Hijjo, M.; Frey, G.: Stochastic Optimization Framework for Scheduling Isolated Microgrids. Proceedings of the 19th IEEE Mediterranean Electrotechnical Conference (MELECON2018), pp. X-X, Marrakesh, Morocco, May 2018. [ACCEPTED]
Microgrids have become extensively used as a promising resolution to mitigate the implications of power outages and lack of energy in different region of the world. Isolated Microgrids as one of the most applied topologies in the emergency power supplying systems, essentially incorporate battery energy storage system (BESS), acting as a stabilizing agent by balancing the unmet power for the system. Besides, they have the ability to minimize the cost of the system by using renewable energy sources (RES). This work proposes a stochastic optimization framework for coordinating the power flows in isolated microgrids incorporating diesel generators, solar array in addition to the BESS, based on the predicted RES generation and load demand.

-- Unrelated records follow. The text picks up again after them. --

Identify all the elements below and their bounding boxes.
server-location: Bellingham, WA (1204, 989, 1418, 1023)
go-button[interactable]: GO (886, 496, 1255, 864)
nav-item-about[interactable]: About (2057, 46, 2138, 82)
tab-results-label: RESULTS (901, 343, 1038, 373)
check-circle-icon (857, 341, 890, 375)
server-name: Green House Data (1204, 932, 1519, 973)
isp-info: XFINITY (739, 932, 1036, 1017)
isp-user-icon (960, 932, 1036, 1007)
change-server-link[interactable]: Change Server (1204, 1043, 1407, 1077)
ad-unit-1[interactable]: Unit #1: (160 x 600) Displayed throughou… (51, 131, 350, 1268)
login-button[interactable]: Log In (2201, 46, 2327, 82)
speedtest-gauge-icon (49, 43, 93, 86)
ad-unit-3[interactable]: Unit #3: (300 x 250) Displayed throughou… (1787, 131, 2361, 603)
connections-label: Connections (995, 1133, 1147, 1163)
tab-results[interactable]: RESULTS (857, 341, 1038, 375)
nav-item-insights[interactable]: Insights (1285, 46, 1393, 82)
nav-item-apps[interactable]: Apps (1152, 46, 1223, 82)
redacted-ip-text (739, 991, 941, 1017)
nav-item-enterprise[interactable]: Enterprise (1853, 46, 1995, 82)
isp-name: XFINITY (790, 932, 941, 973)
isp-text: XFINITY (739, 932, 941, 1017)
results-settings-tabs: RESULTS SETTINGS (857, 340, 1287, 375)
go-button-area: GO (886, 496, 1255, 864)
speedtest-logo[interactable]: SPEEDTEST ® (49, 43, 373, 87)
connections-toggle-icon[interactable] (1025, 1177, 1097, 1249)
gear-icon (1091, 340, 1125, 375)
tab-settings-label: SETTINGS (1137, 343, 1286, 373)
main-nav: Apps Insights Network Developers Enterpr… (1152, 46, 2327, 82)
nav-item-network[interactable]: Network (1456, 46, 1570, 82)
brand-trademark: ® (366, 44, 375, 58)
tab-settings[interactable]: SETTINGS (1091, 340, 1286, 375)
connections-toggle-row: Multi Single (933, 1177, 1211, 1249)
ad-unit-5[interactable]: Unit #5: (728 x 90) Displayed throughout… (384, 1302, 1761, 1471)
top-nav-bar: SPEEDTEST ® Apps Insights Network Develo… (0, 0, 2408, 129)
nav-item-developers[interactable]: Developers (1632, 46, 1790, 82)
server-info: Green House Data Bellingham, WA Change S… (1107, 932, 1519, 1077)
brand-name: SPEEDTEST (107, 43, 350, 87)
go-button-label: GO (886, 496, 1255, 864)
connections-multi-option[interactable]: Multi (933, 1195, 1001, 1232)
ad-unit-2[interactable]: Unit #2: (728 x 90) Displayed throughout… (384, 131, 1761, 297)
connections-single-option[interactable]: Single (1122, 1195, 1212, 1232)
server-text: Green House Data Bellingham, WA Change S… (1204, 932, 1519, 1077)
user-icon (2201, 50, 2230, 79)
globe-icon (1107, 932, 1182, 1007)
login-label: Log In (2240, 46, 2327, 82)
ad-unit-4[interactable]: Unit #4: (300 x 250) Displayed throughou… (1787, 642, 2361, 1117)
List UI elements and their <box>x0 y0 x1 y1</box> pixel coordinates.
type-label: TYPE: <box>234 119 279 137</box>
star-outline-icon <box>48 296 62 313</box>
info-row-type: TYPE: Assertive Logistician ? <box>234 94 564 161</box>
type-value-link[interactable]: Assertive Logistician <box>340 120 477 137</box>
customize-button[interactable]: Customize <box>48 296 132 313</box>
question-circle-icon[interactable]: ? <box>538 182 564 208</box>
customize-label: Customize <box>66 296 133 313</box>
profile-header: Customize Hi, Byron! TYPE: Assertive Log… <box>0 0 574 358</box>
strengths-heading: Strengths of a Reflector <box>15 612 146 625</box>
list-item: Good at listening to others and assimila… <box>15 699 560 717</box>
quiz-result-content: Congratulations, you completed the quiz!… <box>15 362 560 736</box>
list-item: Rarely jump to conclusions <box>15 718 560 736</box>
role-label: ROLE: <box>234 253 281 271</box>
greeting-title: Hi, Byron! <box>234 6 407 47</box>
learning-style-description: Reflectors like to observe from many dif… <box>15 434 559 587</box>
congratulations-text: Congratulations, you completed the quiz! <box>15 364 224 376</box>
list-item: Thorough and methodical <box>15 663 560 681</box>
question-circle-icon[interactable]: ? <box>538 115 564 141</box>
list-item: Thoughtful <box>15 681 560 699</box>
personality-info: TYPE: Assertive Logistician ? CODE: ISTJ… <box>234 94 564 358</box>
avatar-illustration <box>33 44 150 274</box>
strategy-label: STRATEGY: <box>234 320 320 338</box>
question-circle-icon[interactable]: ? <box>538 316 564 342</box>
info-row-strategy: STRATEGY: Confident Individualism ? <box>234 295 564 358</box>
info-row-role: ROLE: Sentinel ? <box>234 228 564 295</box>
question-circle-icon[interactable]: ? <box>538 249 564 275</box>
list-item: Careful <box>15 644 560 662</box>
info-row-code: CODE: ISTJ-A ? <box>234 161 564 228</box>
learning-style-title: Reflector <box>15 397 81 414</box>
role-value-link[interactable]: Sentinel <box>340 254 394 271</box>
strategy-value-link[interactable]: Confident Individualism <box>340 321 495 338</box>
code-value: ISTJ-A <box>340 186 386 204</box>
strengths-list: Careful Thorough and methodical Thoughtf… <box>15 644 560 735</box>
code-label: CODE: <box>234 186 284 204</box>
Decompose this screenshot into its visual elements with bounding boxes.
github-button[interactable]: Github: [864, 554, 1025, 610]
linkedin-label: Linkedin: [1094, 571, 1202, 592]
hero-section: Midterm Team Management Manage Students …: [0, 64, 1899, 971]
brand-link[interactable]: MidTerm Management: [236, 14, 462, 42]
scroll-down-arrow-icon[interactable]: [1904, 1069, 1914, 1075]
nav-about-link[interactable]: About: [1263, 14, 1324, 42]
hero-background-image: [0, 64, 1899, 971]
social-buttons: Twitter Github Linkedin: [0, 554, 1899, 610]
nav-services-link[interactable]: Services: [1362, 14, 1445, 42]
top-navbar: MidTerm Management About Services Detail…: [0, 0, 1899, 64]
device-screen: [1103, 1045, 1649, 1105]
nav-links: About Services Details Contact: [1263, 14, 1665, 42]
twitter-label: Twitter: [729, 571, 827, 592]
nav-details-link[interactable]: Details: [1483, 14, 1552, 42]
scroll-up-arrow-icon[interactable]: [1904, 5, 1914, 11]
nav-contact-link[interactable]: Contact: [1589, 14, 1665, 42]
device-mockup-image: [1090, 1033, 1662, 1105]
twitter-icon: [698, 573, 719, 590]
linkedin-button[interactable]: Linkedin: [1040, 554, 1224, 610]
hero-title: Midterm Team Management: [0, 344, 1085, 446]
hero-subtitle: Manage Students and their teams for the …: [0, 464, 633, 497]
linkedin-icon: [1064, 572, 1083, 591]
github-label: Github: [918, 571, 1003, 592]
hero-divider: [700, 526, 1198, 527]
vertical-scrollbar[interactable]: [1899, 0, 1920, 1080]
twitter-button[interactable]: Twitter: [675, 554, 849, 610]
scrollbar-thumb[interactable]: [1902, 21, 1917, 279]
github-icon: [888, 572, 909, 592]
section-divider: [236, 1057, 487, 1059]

More precisely, a deterministic optimal schedule is firstly derived based on dynamic programming (DP) and the algorithm is then extended using the Genetic Algorithms (GA) to minimize the huge searching space and to find a reasonable schedule within a shorter time. The proposed stochastic method is expected to achieve a reasonable schedule within an appropriate time-budget in order to enable real-time operation of the microgrid. The simulation results show a significant reduction of the total operation cost when compared with the conventional priority based approach which does not employ the prediction.
Isolated Microgrids, Genetic Algorithms, Stochastic Optimization, Dynamic Programming.